Wahyu 14:7 mengatakan, “dan ia berseru dengan suara nyaring: ‘Takutlah akan Allah dan muliakanlah Dia, karena telah tiba saat penghakiman-Nya, dan sembahlah Dia yang telah menjadikan langit dan bumi dan laut dan semua mata air.’ ” Penyembahan yang benar adalah menyembah Dia yang menciptakan langit dan bumi. Hanya Allah, khalik pencipta alam semesta sekaligus penyelamat manusia, yang patut disembah. Sebaliknya, penyembahan berhala adalah perayaan karya cipta manusia sebagai pencapaian tertinggi di dunia. Penyembahan ini bukan saja mencerminkan ketidaksetiaan kepada Allah, namun juga menghina Allah. Dosa penyembahan berhala adalah sia-sia, karena secara tidak langsung, menyembah diri kita sendiri. Dan itu tidak akan membawa diri kita bertumbuh. Jika Allah bukanlah objek kasih kita, maka kita akan menemukan sesuatu yang lain yang akan kita sembah. Itu dapat berupa permainan video, film, ataupun kesenangan lain yang dapat mencuri waktu ibadah kita. Untuk menghindari hal tersebut, kita harus fokus pada Allah sebagai satu-satunya objek yang kita kasihi. Allah yang menciptakan langit dan bumi, adalah satu-satunya yang sungguh-sungguh layak untuk menerima pujian.

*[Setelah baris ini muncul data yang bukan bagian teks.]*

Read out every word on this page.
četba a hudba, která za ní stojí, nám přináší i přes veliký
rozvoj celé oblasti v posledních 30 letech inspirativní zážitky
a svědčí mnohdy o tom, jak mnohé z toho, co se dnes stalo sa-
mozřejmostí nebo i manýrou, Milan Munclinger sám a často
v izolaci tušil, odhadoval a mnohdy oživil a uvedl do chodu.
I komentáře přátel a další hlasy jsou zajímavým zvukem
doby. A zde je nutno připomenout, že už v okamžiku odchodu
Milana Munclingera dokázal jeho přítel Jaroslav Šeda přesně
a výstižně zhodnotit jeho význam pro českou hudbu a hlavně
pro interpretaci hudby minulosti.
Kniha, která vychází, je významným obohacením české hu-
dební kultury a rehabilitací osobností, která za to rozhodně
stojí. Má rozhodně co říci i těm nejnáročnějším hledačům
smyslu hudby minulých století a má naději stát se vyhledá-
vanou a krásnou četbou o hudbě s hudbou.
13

Dalam melakukan peribadatan kepada Allah, kita perlu penyerahan sepenuhnya. Terlalu sering, orang-orang mencampur-adukkan ibadah dengan hiburan yang memberi kepuasan diri. Ibadah artinya menyerahkan setiap tekanan pada kendali Allah dan sepenuhnya menyerahkan diri kita sendiri kepada Dia. Bila kita benar-benar menyembah Allah, segala sesuatu yang kita lakukan menjadi suatu persembahan penyerahan dan pujian. Ini semua tentang Dia dan bukan tentang kita. Ia adalah pusat dari ibadah kita. Dalam kisah penciptaan, kita dapati bahwa Allah telah menetapkan satu hari sebagai hari beribadah. Kejadian 2:2-3, “Ketika Allah pada hari ketujuh telah menyelesaikan pekerjaan yang dibuat-Nya itu, berhentilah Ia pada hari ketujuh dari segala pekerjaan yang telah dibuat-Nya itu. Lalu Allah memberkati hari ketujuh itu dan menguduskannya, karena pada hari itulah Ia berhenti dari segala pekerjaan penciptaan yang telah dibuat-Nya itu.” Ellen G. White menulis, “Sabat sejati, yang diberikan kepada manusia sebagai suatu peringatan peringatan akan penciptaan, telah ditempatkan dengan benar sebagai perintah suci Allah, dan sebagai gantinya, sabat palsu telah dijunjung tinggi dan disembah.... Tetapi suatu pekabaran, pekabaran malaikat ketiga, telah datang ke dunia ini, untuk mengangkat kebenaran pada posisinya yang benar, agar bisa berdiri teguh sebagai kebenaran Allah yang mengujikan di masa akhir ini. Persyaratan Allah harus diberikan kepada dunia dalam segala kuasa dan keaslian semula”. ”Bukanlah itu suatu keistimewaan menyatakan karunia Allah tentang Sabat dalam segala kuasa dan keaslian semula ? Hal ini tentunya menjadi sukacita kita. Inilah misi kita yang harus kita sampaikan kepada semua orang.”, kata Bapak Wilson mengakhiri renungan malam ini.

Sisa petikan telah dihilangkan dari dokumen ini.